富士箱根ゲストハウス 箱根仙石原温泉
源泉かけ流しの白濁温泉を堪能できる
箱根のゲストハウスのパイオニア
創業は1984年、多くの外国人宿泊客がリピートする宿
箱根を訪れる外国人観光客は年々増え、2016年は過去最高を記録。それに伴い、インバウンド向けの宿泊施設も増加しています。その中でも箱根仙石原にある富士箱根ゲストハウス(ふじはこねげすとはうす)の創業は1984年。箱根における外国人向けゲストハウスの草分け的存在です。
オーナーはもともと国際交流にかかわる仕事に携わっており、「国際交流と相互理解」という信念のもと、箱根仙石原の自宅を利用してゲストハウスをスタート。ゲストハウスというネーミングは赤坂迎賓館にならって名付け、「国賓を迎えるようにおもてなしをしたい」という想いがありました。
ホームステイの延長からスタートし、初めはご夫妻で手探りの経営でしたが、今では32年の実績を築き、75カ国15万人を超える外国人宿泊客が利用する宿になりました。
大切にしているのは「旅行客を友人として迎え、心からもてなす」ということ。世界最大級の旅行口コミサイト、トリップアドバイザーでエクセレンス認証を5年連続で獲得し、殿堂入りも果たしました。口コミの力は強く、ヒマラヤの山小屋で会った人から紹介されて、富士箱根ゲストハウスへやってきた海外の旅行者もいるそうです。
富士箱根ゲストハウスの客層は欧米豪から6割、アジアから3割で、日本人は1割ほど。フロント前のショーケースには人形などの小物がギッシリ並んでいました。これは主にリピーターからのお土産だそうです。

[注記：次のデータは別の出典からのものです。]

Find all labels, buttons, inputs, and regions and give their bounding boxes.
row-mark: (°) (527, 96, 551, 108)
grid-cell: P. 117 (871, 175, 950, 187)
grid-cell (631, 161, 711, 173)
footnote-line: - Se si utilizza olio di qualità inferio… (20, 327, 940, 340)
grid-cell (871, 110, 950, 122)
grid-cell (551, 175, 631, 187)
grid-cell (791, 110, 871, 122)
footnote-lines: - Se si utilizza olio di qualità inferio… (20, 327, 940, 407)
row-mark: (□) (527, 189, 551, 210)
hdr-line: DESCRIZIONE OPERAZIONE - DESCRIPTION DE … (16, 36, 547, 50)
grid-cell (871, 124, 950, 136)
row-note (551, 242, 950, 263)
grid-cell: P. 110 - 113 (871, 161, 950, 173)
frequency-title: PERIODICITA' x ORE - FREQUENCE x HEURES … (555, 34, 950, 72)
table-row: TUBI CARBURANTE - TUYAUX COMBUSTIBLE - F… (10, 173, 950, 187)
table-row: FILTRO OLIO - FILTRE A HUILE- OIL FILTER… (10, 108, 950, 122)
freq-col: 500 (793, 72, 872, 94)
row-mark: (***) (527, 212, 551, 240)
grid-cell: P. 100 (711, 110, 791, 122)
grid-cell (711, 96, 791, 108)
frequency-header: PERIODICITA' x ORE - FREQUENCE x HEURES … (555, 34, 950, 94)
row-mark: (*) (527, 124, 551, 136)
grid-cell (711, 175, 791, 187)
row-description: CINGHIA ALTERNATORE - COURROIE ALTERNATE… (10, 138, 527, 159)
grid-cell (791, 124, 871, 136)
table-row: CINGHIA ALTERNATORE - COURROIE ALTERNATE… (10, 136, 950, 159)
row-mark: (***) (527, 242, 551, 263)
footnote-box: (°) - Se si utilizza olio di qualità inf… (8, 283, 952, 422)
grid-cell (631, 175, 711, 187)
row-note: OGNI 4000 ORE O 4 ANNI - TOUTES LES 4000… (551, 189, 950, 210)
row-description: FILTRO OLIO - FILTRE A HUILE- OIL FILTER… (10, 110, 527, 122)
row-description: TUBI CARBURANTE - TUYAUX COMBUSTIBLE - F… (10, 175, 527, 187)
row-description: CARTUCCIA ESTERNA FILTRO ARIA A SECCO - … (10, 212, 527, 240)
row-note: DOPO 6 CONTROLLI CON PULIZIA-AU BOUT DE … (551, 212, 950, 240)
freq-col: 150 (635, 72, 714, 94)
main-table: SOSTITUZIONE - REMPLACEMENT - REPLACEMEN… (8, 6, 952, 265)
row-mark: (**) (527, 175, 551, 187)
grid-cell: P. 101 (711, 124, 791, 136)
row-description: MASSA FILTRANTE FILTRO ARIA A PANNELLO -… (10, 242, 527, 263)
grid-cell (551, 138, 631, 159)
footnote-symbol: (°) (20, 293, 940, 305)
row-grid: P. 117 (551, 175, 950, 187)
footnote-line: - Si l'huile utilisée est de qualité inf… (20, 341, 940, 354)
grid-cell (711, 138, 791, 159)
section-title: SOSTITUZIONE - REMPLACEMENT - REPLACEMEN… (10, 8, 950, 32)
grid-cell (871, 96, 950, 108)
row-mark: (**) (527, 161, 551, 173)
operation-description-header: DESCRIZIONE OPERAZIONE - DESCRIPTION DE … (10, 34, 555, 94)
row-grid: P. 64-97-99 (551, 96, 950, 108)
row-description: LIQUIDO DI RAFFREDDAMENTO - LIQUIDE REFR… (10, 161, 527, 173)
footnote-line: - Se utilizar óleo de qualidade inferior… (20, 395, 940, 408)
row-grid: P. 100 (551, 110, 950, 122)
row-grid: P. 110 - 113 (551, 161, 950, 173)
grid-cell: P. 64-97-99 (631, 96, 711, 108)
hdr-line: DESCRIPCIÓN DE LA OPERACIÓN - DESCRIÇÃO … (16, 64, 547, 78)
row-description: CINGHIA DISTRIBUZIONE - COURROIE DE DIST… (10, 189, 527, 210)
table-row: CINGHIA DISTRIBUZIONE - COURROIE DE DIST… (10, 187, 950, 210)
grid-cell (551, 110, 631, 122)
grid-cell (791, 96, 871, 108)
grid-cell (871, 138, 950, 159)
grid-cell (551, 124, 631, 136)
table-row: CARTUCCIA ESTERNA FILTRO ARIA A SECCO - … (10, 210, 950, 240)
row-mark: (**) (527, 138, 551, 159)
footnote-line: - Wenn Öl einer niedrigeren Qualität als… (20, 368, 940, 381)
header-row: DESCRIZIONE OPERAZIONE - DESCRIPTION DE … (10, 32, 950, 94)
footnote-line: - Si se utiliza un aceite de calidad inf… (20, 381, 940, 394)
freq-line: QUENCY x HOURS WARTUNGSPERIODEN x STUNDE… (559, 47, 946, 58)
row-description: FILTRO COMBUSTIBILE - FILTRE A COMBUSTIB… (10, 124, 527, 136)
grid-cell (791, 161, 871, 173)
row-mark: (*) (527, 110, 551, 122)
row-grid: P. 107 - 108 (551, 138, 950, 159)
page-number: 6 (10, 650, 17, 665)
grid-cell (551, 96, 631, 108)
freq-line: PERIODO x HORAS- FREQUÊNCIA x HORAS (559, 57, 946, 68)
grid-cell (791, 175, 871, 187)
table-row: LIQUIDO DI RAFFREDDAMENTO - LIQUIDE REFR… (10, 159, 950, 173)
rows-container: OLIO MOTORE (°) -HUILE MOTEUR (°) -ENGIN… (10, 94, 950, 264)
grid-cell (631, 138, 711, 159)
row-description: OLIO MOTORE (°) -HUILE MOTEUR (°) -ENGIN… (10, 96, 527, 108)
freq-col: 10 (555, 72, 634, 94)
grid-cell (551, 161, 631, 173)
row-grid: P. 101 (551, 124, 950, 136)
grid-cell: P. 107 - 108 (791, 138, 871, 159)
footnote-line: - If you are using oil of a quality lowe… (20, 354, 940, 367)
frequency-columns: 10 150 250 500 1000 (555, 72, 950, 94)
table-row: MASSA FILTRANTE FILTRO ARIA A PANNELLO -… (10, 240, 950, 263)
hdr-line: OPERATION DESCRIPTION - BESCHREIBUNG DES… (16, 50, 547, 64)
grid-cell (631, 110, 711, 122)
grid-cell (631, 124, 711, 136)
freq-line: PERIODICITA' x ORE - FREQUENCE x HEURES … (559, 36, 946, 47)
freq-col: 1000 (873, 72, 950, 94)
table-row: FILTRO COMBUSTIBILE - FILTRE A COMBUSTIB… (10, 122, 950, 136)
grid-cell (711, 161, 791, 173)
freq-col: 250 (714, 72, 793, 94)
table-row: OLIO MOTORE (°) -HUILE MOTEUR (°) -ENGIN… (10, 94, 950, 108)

館内のラウンジはコミュニケーション・スペース。気軽に話し合うことができ、国際交流の場になっています。
貸切風呂で楽しむ100%源泉かけ流しの白い濁り湯
富士箱根ゲストハウスのお風呂は内湯と露天風呂があり、全4ヵ所。外国人は人前で裸になることに抵抗があるため、予約制の貸切風呂にしているそうです。貸切風呂は日帰り温泉でも利用可能です。
お風呂はフロントのある棟の向かい側の建物にあります。
富士箱根ゲストハウスのすべての湯船で楽しめるのは大涌谷温泉から引湯した白い濁り湯。湯量も豊富に確保され、100%源泉かけ流しを堪能できます。温泉成分が濃厚で、思わず笑顔になる井伊湯種(いいゆだね)でした。湯船の温泉を毎日入れ替えているため、お湯の鮮度も良かったです。

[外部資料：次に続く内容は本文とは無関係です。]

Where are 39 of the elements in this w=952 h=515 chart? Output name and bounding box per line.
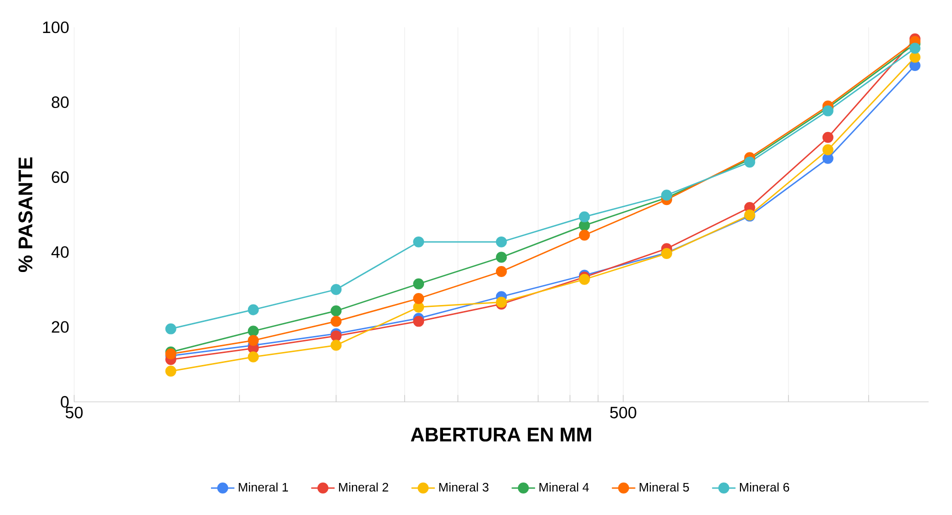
point — [248, 334, 259, 346]
y-tick-label: 20 — [52, 321, 69, 333]
point — [330, 316, 342, 327]
legend-label: Mineral 4 — [540, 482, 589, 492]
point — [909, 52, 920, 63]
point — [248, 351, 259, 362]
x-tick-label: 500 — [610, 406, 636, 418]
point — [248, 304, 259, 316]
y-tick-label: 80 — [52, 96, 69, 108]
point — [413, 236, 424, 248]
point — [330, 305, 342, 316]
point — [496, 266, 507, 277]
y-tick-label: 100 — [43, 21, 69, 34]
point — [496, 252, 507, 263]
point — [330, 340, 342, 351]
legend-label: Mineral 6 — [740, 482, 790, 492]
legend-label: Mineral 3 — [439, 482, 488, 492]
legend-label: Mineral 2 — [339, 482, 388, 492]
point — [165, 366, 176, 377]
point — [248, 326, 259, 337]
point — [413, 292, 424, 304]
y-tick-label: 60 — [52, 171, 69, 183]
point — [909, 42, 920, 54]
point — [661, 190, 672, 201]
point — [165, 323, 176, 334]
point — [330, 284, 342, 295]
y-axis-title: % PASANTE — [18, 157, 32, 272]
point — [413, 278, 424, 290]
point — [496, 236, 507, 248]
point — [578, 230, 590, 241]
x-axis-title: ABERTURA EN MM — [410, 428, 592, 442]
point — [413, 316, 424, 327]
point — [578, 211, 590, 222]
y-tick-label: 40 — [51, 246, 69, 258]
point — [744, 156, 756, 168]
x-tick-label: 50 — [66, 406, 83, 418]
legend-label: Mineral 1 — [238, 482, 288, 492]
legend-label: Mineral 5 — [640, 482, 689, 492]
y-tick-label: 0 — [60, 396, 69, 408]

外国人は熱いお風呂が苦手のため、ぬるめの温度設定にしてあります。泉質は酸性-カルシウム-硫酸塩・塩化物温泉。酸性のお湯で殺菌力があり、肌がツルツルになる美人泉質です。開放的な露天風呂はシャワー付きですので、外国人の方も利用しやすいと思います。
館内にある内湯は白を基調にしたレトロな雰囲気。ライオンの湯口や仏像が良い感じです。浴室内は掃除が行き届いていて、とても清潔。湯遣いの良い大涌谷温泉をじっくり満喫できる穴場だと思いました。
川のせせらぎと木々の緑に癒される客室
富士箱根ゲストハウスは早川の上流に位置し、川まで降りて行ける箱根でも数少ないロケーション。客室の窓の外には緑が広がり、川のせせらぎが聞こえてきます。

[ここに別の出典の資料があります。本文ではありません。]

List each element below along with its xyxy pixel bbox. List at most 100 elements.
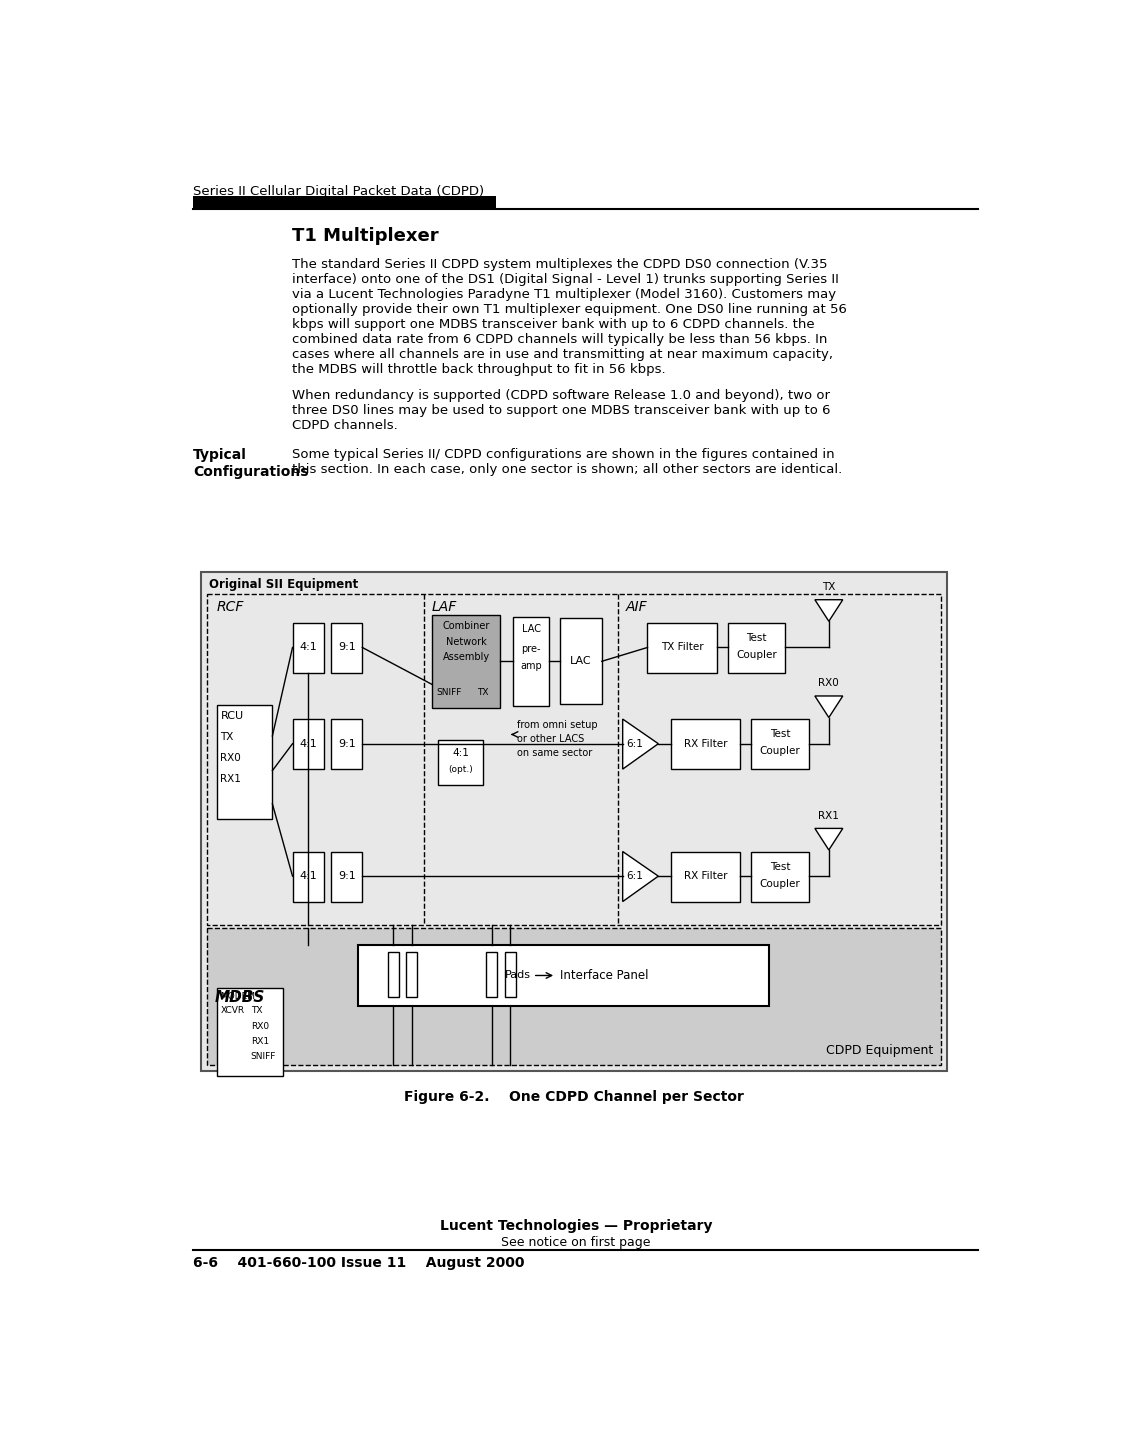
Text: kbps will support one MDBS transceiver bank with up to 6 CDPD channels. the: kbps will support one MDBS transceiver b… <box>291 317 814 330</box>
Text: TX: TX <box>251 1007 262 1015</box>
Text: 9:1: 9:1 <box>338 642 356 652</box>
Text: the MDBS will throttle back throughput to fit in 56 kbps.: the MDBS will throttle back throughput t… <box>291 363 665 376</box>
Text: RX0: RX0 <box>251 1021 269 1031</box>
Text: RCU: RCU <box>220 711 244 721</box>
Text: Network: Network <box>446 636 486 646</box>
Text: from omni setup: from omni setup <box>518 719 597 729</box>
Text: The standard Series II CDPD system multiplexes the CDPD DS0 connection (V.35: The standard Series II CDPD system multi… <box>291 257 827 270</box>
Text: 6:1: 6:1 <box>627 739 644 749</box>
Text: RX1: RX1 <box>251 1037 269 1047</box>
FancyBboxPatch shape <box>752 719 809 769</box>
Text: Coupler: Coupler <box>759 746 800 756</box>
FancyBboxPatch shape <box>331 623 362 674</box>
Polygon shape <box>622 851 658 901</box>
FancyBboxPatch shape <box>292 719 324 769</box>
Text: interface) onto one of the DS1 (Digital Signal - Level 1) trunks supporting Seri: interface) onto one of the DS1 (Digital … <box>291 273 838 286</box>
Text: 9:1: 9:1 <box>338 871 356 881</box>
FancyBboxPatch shape <box>648 623 718 674</box>
Text: 4:1: 4:1 <box>299 871 317 881</box>
FancyBboxPatch shape <box>359 945 770 1007</box>
Text: combined data rate from 6 CDPD channels will typically be less than 56 kbps. In: combined data rate from 6 CDPD channels … <box>291 333 827 346</box>
FancyBboxPatch shape <box>752 851 809 901</box>
Text: amp: amp <box>521 661 542 671</box>
Text: LAF: LAF <box>432 599 457 613</box>
Text: TX: TX <box>220 732 234 742</box>
Text: RX Filter: RX Filter <box>684 739 728 749</box>
Text: MDBS: MDBS <box>215 990 266 1005</box>
Text: cases where all channels are in use and transmitting at near maximum capacity,: cases where all channels are in use and … <box>291 347 832 360</box>
Text: TX: TX <box>477 688 488 698</box>
Text: See notice on first page: See notice on first page <box>502 1236 651 1248</box>
Text: Typical: Typical <box>193 448 248 462</box>
Text: SNIFF: SNIFF <box>435 688 461 698</box>
FancyBboxPatch shape <box>201 572 947 1071</box>
Text: Coupler: Coupler <box>759 879 800 889</box>
FancyBboxPatch shape <box>505 952 515 997</box>
FancyBboxPatch shape <box>292 851 324 901</box>
FancyBboxPatch shape <box>331 851 362 901</box>
Text: Series II Cellular Digital Packet Data (CDPD): Series II Cellular Digital Packet Data (… <box>193 186 485 199</box>
Text: XCVR: XCVR <box>220 1007 244 1015</box>
Text: 6-6    401-660-100 Issue 11    August 2000: 6-6 401-660-100 Issue 11 August 2000 <box>193 1256 525 1270</box>
FancyBboxPatch shape <box>406 952 417 997</box>
Text: Combiner: Combiner <box>442 621 489 631</box>
FancyBboxPatch shape <box>207 593 942 925</box>
Text: Some typical Series II/ CDPD configurations are shown in the figures contained i: Some typical Series II/ CDPD configurati… <box>291 448 835 460</box>
Text: Test: Test <box>747 633 767 644</box>
FancyBboxPatch shape <box>670 851 740 901</box>
Text: this section. In each case, only one sector is shown; all other sectors are iden: this section. In each case, only one sec… <box>291 463 842 476</box>
FancyBboxPatch shape <box>193 196 496 209</box>
Text: Test: Test <box>770 862 790 872</box>
Text: three DS0 lines may be used to support one MDBS transceiver bank with up to 6: three DS0 lines may be used to support o… <box>291 403 830 416</box>
Text: optionally provide their own T1 multiplexer equipment. One DS0 line running at 5: optionally provide their own T1 multiple… <box>291 303 847 316</box>
Text: RCF: RCF <box>217 599 244 613</box>
FancyBboxPatch shape <box>486 952 497 997</box>
Text: on same sector: on same sector <box>518 748 593 758</box>
Text: LAC: LAC <box>570 656 592 666</box>
Text: AIF: AIF <box>626 599 647 613</box>
Text: 4:1: 4:1 <box>299 739 317 749</box>
Text: 6:1: 6:1 <box>627 871 644 881</box>
FancyBboxPatch shape <box>728 623 785 674</box>
Text: pre-: pre- <box>522 644 541 654</box>
Text: Figure 6-2.    One CDPD Channel per Sector: Figure 6-2. One CDPD Channel per Sector <box>404 1090 744 1104</box>
Text: CDPD channels.: CDPD channels. <box>291 419 397 432</box>
Text: Original SII Equipment: Original SII Equipment <box>209 578 358 591</box>
Text: MODEM: MODEM <box>220 991 255 1001</box>
Text: or other LACS: or other LACS <box>518 734 585 744</box>
FancyBboxPatch shape <box>217 705 272 819</box>
FancyBboxPatch shape <box>331 719 362 769</box>
Text: RX0: RX0 <box>819 678 839 688</box>
Text: Lucent Technologies — Proprietary: Lucent Technologies — Proprietary <box>440 1218 712 1233</box>
FancyBboxPatch shape <box>670 719 740 769</box>
Polygon shape <box>814 828 843 849</box>
FancyBboxPatch shape <box>513 616 549 706</box>
Text: SNIFF: SNIFF <box>251 1052 276 1061</box>
Text: (opt.): (opt.) <box>449 765 474 774</box>
Text: RX1: RX1 <box>220 774 242 784</box>
Text: Coupler: Coupler <box>737 651 777 661</box>
Text: 9:1: 9:1 <box>338 739 356 749</box>
Text: When redundancy is supported (CDPD software Release 1.0 and beyond), two or: When redundancy is supported (CDPD softw… <box>291 389 830 402</box>
FancyBboxPatch shape <box>560 618 602 705</box>
FancyBboxPatch shape <box>207 928 942 1065</box>
Text: Configurations: Configurations <box>193 465 309 479</box>
Text: RX Filter: RX Filter <box>684 871 728 881</box>
Text: LAC: LAC <box>522 625 541 635</box>
Text: 4:1: 4:1 <box>452 748 469 758</box>
FancyBboxPatch shape <box>439 739 483 785</box>
Text: Assembly: Assembly <box>442 652 489 662</box>
Text: TX Filter: TX Filter <box>662 642 703 652</box>
Text: via a Lucent Technologies Paradyne T1 multiplexer (Model 3160). Customers may: via a Lucent Technologies Paradyne T1 mu… <box>291 287 836 300</box>
Text: T1 Multiplexer: T1 Multiplexer <box>291 227 439 245</box>
FancyBboxPatch shape <box>388 952 398 997</box>
Text: Interface Panel: Interface Panel <box>560 970 648 982</box>
FancyBboxPatch shape <box>217 988 284 1077</box>
Text: Pads: Pads <box>504 971 531 981</box>
Text: RX0: RX0 <box>220 754 241 764</box>
Text: 4:1: 4:1 <box>299 642 317 652</box>
Text: Test: Test <box>770 729 790 739</box>
FancyBboxPatch shape <box>432 615 501 708</box>
Text: CDPD Equipment: CDPD Equipment <box>826 1044 934 1057</box>
Polygon shape <box>814 696 843 718</box>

14の客室はすべて和室を用意。案内していただいた客室はゆったりとして清々しい印象で、窓からは金時山などの箱根外輪山が見えました。朝はウグイスなどの野鳥の声で目が覚める、自然に恵まれた環境です。
富士箱根ゲストハウスでは希望者のみですが、別料金で朝食を提供することも可能です。
館内には冷蔵庫や電子レンジ、調理用ガス(有料)などが用意され、簡単な調理も可能です。
富士箱根ゲストハウスでは箱根観光情報はもちろん、近隣案内や富士山情報など、外国人向けの情報が充実。日本政府観光局から「外国人観光案内所」の一つに認定されているそうです。
富士箱根ゲストハウスは箱根を訪れる外国人の方に安心しておすすめできる宿だと思いました。
2020年の東京オリンピックに向けて、箱根を訪れる外国人旅行者はますます増えていくでしょう。その中で「インバウンドの経済効果にばかりに焦点を当てるのではなく、日本人はもっと外国人に対してホスピタリティ・マインドを充実させていくことが大切」とオーナーは語ります。
観光庁の「VISIT JAPAN」大使もつとめるオーナーは自分の体験をふまえて、「富士箱根ゲストハウスの外国人宿泊客はなぜリピーターになるのか?」という書籍を刊行。興味のある方はぜひ読んでみてください。